Modern packet-switched communication networks use resource sharing via statistical multiplexing, which requires routers to buffer packets temporarily when they cannot be forwarded immediately. Packet buffering mitigates the risk for packet loss, but contributes to network latency. The Non-Intrusive Delay Differentiation (NIDD) project seeks to offer applications a choice of different delay guarantees without side effects.

Example

The figures on the right show an example, in which the network is shared by a latency-sensitive flow (e.g. VOIP), and a throughput-sensitive flow. If the network uses FIFO scheduling, there is only one buffer length (e.g., 100ms): both flows have a maximum delay of 100ms.
If the network uses an NIDD scheduler, such as Delay-segemented FIFO (DSF), there are several buffer lengths to chose from (e.g., 1ms and 100ms): the latency-sensitive flow chooses the 1ms-delay lass and the throughput-sensitive flow chooses the 100ms-delay class. Note that, compared to the FIFO experiment, the throughput remains the same.

Context

The configuration of packet buffers and analysis of delay effects has been a central research topic for packet-switched communication networks. The existing literature on packet buffer configuration can be roughly divided into three areas: buffer sizing, active queue management, and multi-queue scheduling. The NIDD approach is fundamentally different. Its objective is providing multiple virtual FIFO queues with deterministic buffering/delay behaviour, but without impacting throughput when compared to single-queue FIFO scheduling. In other words, the link resource is freely shared, but delay targets are enforced through dynamic buffer sizing.

FIFO
(without NIDD)

Latency-sensitive flow:
exp1.
Throughput-sensitive flow:
exp1.

NIDD
(DSF scheduler)

Latency-sensitive flow:
exp1.
Throughput-sensitive flow:
exp1.

Properties of NIDD schedulers

With an NIDD scheduler, the choice between service classes is incentive-compatible, so that all classes can be freely accessed without admission control and/or traffic contracts. Furthermore, because an NIDD scheduler does not interfere with FIFO throughput, it satisfies even a strict interpretation of network neutrality.

Throughput Interference

The side effect of a scheduler is quantified as the throughput bias compared to a FIFO system. The thoughput interference index (TI²) formally captures this metric.

Reproduce our results

The simulation source code used for the DSF paper are provided as a complete archive (dsf.tgz). In order to reproduce each experimental result, we also provide detailed step-by-step instructions.

Publications

The NIDD approach is presented in three papers. The Incentive-Compatible Differentiated Scheduling (ICDS) paper introduces the basic concept and a proof of incentive-compatibility. The Virtually Isolated FIFO Queueing (VIFQ) paper introduces a low-complexity algorithm, which, unfortunately, has the caveat that low-rate, low-delay traffic can be starved. The Delay Segment FIFO (DSF) paper presents a bias-free algorithm with provably low TI².

Future Work

Recently, a lot of existing service differentiation research is revisited with a focus on data center networks, which have slightly different characteristics and objectives from public communication networks. It seems that NIDD scheduling should be an attractive modular building block for service differentiation in data center networks.

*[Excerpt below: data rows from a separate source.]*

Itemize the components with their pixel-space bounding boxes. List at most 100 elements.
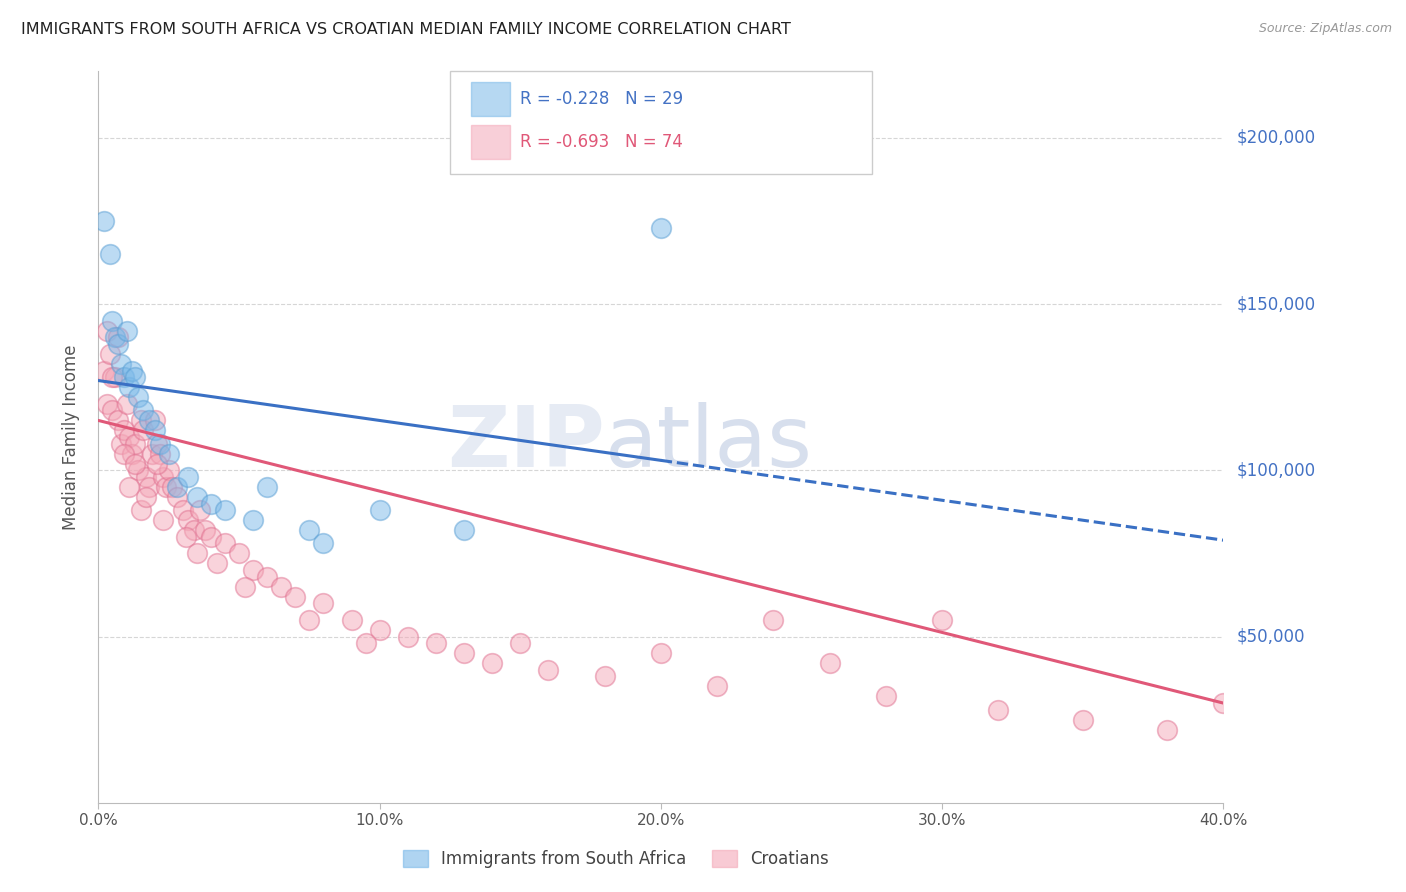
Point (453, 523, 475, 537)
Point (152, 513, 174, 527)
Point (194, 523, 217, 537)
Point (127, 463, 149, 477)
Point (537, 663, 560, 677)
Point (1071, 713, 1094, 727)
Point (650, 646, 672, 660)
Point (183, 523, 205, 537)
Point (141, 447, 163, 461)
Point (155, 480, 177, 494)
Point (107, 330, 129, 344)
Point (101, 403, 124, 417)
Text: IMMIGRANTS FROM SOUTH AFRICA VS CROATIAN MEDIAN FAMILY INCOME CORRELATION CHART: IMMIGRANTS FROM SOUTH AFRICA VS CROATIAN… (21, 22, 792, 37)
Point (107, 337, 129, 351)
Point (298, 523, 321, 537)
Point (200, 497, 222, 511)
Point (157, 463, 180, 477)
Point (146, 457, 169, 471)
Point (177, 470, 200, 484)
Point (96, 324, 118, 338)
Point (96, 397, 118, 411)
Point (242, 513, 264, 527)
Point (110, 436, 132, 450)
Point (340, 613, 363, 627)
Point (135, 470, 157, 484)
Y-axis label: Median Family Income: Median Family Income (62, 344, 80, 530)
Text: Source: ZipAtlas.com: Source: ZipAtlas.com (1258, 22, 1392, 36)
Point (298, 613, 321, 627)
Point (112, 424, 135, 438)
Point (115, 397, 138, 411)
Point (875, 690, 897, 704)
Point (762, 613, 785, 627)
Point (115, 324, 138, 338)
Point (112, 447, 135, 461)
Point (593, 669, 616, 683)
Point (118, 430, 141, 444)
Point (166, 490, 188, 504)
Point (706, 680, 728, 694)
Point (228, 546, 250, 560)
Point (121, 447, 143, 461)
Point (135, 490, 157, 504)
Text: $200,000: $200,000 (1237, 128, 1316, 147)
Point (93, 363, 115, 377)
Point (931, 613, 953, 627)
Point (172, 503, 194, 517)
Point (152, 470, 174, 484)
Point (138, 480, 160, 494)
Point (149, 447, 172, 461)
Point (214, 536, 236, 550)
Point (188, 503, 211, 517)
Point (242, 563, 264, 577)
Point (987, 703, 1010, 717)
Point (453, 646, 475, 660)
Point (509, 636, 531, 650)
Point (425, 636, 447, 650)
Point (138, 413, 160, 427)
Point (1156, 723, 1178, 737)
Point (129, 413, 152, 427)
Point (200, 530, 222, 544)
Point (98, 347, 121, 361)
Point (146, 436, 169, 450)
Point (233, 580, 256, 594)
Point (166, 480, 188, 494)
Point (124, 370, 146, 384)
Point (104, 330, 127, 344)
Point (104, 370, 127, 384)
Point (121, 363, 143, 377)
Text: atlas: atlas (605, 402, 813, 485)
Text: $100,000: $100,000 (1237, 461, 1316, 479)
Point (1212, 696, 1234, 710)
Point (186, 490, 208, 504)
Point (186, 546, 208, 560)
Point (132, 403, 155, 417)
Point (354, 636, 377, 650)
Point (110, 357, 132, 371)
Point (396, 630, 419, 644)
Point (107, 413, 129, 427)
Point (112, 370, 135, 384)
Point (214, 503, 236, 517)
Point (177, 513, 200, 527)
Point (481, 656, 503, 670)
Point (205, 557, 228, 571)
Point (132, 424, 155, 438)
Point (149, 436, 172, 450)
Point (127, 390, 149, 404)
Point (118, 380, 141, 394)
Point (143, 424, 166, 438)
Point (101, 314, 124, 328)
Point (368, 503, 391, 517)
Point (160, 480, 183, 494)
Text: R = -0.228   N = 29: R = -0.228 N = 29 (520, 90, 683, 108)
Point (174, 530, 197, 544)
Point (256, 480, 278, 494)
Legend: Immigrants from South Africa, Croatians: Immigrants from South Africa, Croatians (396, 844, 835, 875)
Point (93, 214, 115, 228)
Point (101, 370, 124, 384)
Point (284, 590, 307, 604)
Point (368, 623, 391, 637)
Point (312, 596, 335, 610)
Point (270, 580, 292, 594)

Existing TCP models that describe how TCP's goodput rate depends on the round-trip time (RTT) do not explicitly distinguish between the propagation delay and the buffering delay portion of the RTT. However, this distinction might be relevant when TCP flows do not symmetrically share packet buffers. Therefore, generalized TCP competition model might be needed to fully understand the impact of NIDD scheduling on TCP fairness. Similarly, recent TCP variations attempt to reduce the dependency of goodput rate on RTT.

Last not least, it is not clear whether DSF is the best possible NIDD scheduler. In light of future findings related to TCP rate control, better NIDD implementations might be possible.